Plus, consider this recent enactment. In 2013, Kentucky's hemp bill became law when Gov. Steve Beshear opted not to act on it, bringing a successful end to the measure's winding path through the state legislature. Beshear stated ...
"I strongly support efforts to create additional legal cash crops for our farm communities," Beshear said of his decision on SB 50, according to the Lexington Herald-Leader. "At the same time, we have a tremendous drug problem in Kentucky, and I want to make sure that we don't do anything that will increase that drug problem. I still share the same concerns our law enforcement officers have about the impact hemp cultivation may have on our drug eradication efforts."
(Nick Wing. "Kentucky Hemp Bill Becomes Law." The Huffington Post. April 09, 2013)
With industrial hemp now legal at the state level, Kentucky must now wait for federal action to approve the crop's planting and harvesting. Under federal law, the plant is a Schedule I substance, alongside heroin and PCP, despite the fact that it typically possesses only 0.3 percent THC, compared to the 3 percent to 22 percent usually found in illegal marijuana strains.
To me, asking drug dealers to turn in their rivals doesn't make much sense in a state where the legislature decides growing and harvesting hemp is legal, and this legislation defies Federal law.
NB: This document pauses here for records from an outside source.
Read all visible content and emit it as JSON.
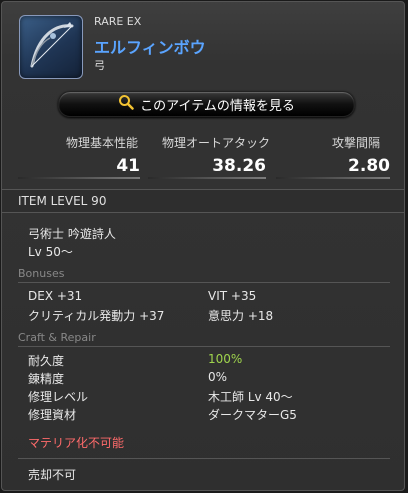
{
  "item": {
    "rarity": "RARE EX",
    "name": "エルフィンボウ",
    "type": "弓",
    "icon": "bow-icon"
  },
  "info_button": {
    "label": "このアイテムの情報を見る",
    "icon": "magnifier-icon"
  },
  "stats": [
    {
      "label": "物理基本性能",
      "value": "41"
    },
    {
      "label": "物理オートアタック",
      "value": "38.26"
    },
    {
      "label": "攻撃間隔",
      "value": "2.80"
    }
  ],
  "item_level": "ITEM LEVEL 90",
  "jobs": "弓術士 吟遊詩人",
  "level_req": "Lv 50〜",
  "bonuses": {
    "title": "Bonuses",
    "items": [
      "DEX +31",
      "VIT +35",
      "クリティカル発動力 +37",
      "意思力 +18"
    ]
  },
  "craft": {
    "title": "Craft & Repair",
    "rows": [
      {
        "label": "耐久度",
        "value": "100%"
      },
      {
        "label": "錬精度",
        "value": "0%"
      },
      {
        "label": "修理レベル",
        "value": "木工師 Lv 40〜"
      },
      {
        "label": "修理資材",
        "value": "ダークマターG5"
      }
    ]
  },
  "materia_note": "マテリア化不可能",
  "sell_note": "売却不可",
  "colors": {
    "name": "#5aa4ff",
    "durability": "#9fd44d",
    "warning": "#ff6b6b"
  }
}
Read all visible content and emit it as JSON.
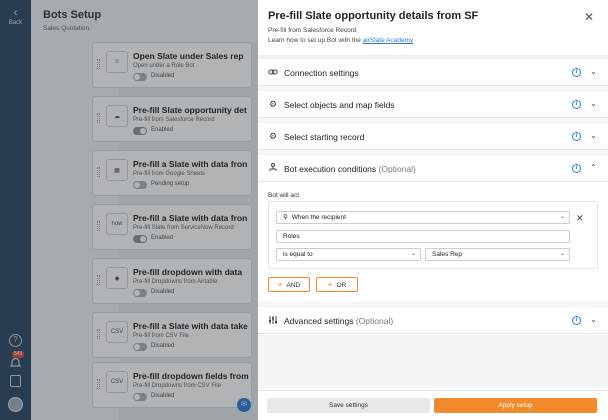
{
  "rail": {
    "back_label": "Back",
    "notification_count": "549"
  },
  "page": {
    "title": "Bots Setup",
    "subtitle": "Sales Quotation"
  },
  "bots": [
    {
      "title": "Open Slate under Sales rep",
      "subtitle": "Open under a Role Bot",
      "status": "Disabled",
      "enabled": false,
      "icon": "person-icon"
    },
    {
      "title": "Pre-fill Slate opportunity det",
      "subtitle": "Pre-fill from Salesforce Record",
      "status": "Enabled",
      "enabled": true,
      "icon": "salesforce-icon"
    },
    {
      "title": "Pre-fill a Slate with data fron",
      "subtitle": "Pre-fill from Google Sheets",
      "status": "Pending setup",
      "enabled": false,
      "icon": "google-sheets-icon"
    },
    {
      "title": "Pre-fill a Slate with data fron",
      "subtitle": "Pre-fill Slate from ServiceNow Record",
      "status": "Enabled",
      "enabled": true,
      "icon": "servicenow-icon"
    },
    {
      "title": "Pre-fill dropdown with data",
      "subtitle": "Pre-fill Dropdowns from Airtable",
      "status": "Disabled",
      "enabled": false,
      "icon": "airtable-icon"
    },
    {
      "title": "Pre-fill a Slate with data take",
      "subtitle": "Pre-fill from CSV File",
      "status": "Disabled",
      "enabled": false,
      "icon": "csv-icon"
    },
    {
      "title": "Pre-fill dropdown fields from",
      "subtitle": "Pre-fill Dropdowns from CSV File",
      "status": "Disabled",
      "enabled": false,
      "icon": "csv-icon"
    }
  ],
  "drawer": {
    "title": "Pre-fill Slate opportunity details from SF",
    "subtitle": "Pre-fill from Salesforce Record",
    "learn_text": "Learn how to set up Bot with the",
    "learn_link": "airSlate Academy",
    "sections": [
      {
        "label": "Connection settings",
        "optional": "",
        "icon": "link-icon",
        "expanded": false
      },
      {
        "label": "Select objects and map fields",
        "optional": "",
        "icon": "gear-icon",
        "expanded": false
      },
      {
        "label": "Select starting record",
        "optional": "",
        "icon": "gear-icon",
        "expanded": false
      },
      {
        "label": "Bot execution conditions",
        "optional": "(Optional)",
        "icon": "conditions-icon",
        "expanded": true
      },
      {
        "label": "Advanced settings",
        "optional": "(Optional)",
        "icon": "sliders-icon",
        "expanded": false
      }
    ],
    "conditions": {
      "bot_will_act": "Bot will act",
      "when": "When the recipient",
      "field": "Roles",
      "operator": "is equal to",
      "value": "Sales Rep",
      "and_label": "AND",
      "or_label": "OR"
    },
    "footer": {
      "save_label": "Save settings",
      "apply_label": "Apply setup"
    }
  },
  "colors": {
    "accent": "#f08a2a",
    "link": "#2f7bd6",
    "rail": "#2f4a62"
  }
}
Hemp or pot ... legal or illegal ... 0.3 THC or 3.0 THC? Who wants to make bigger money? I guess the question is almost Shakespearean in contemplation:
“To rat, or not to rat: that is the question:
Whether 'tis nobler in the mind to suffer
The slings and arrows of outrageous fortune,
Or to take arms against a sea of troubles,
And by opposing end them?"
You know the rest. I guess it's all about grass ... Bluegrass and hemp, that is.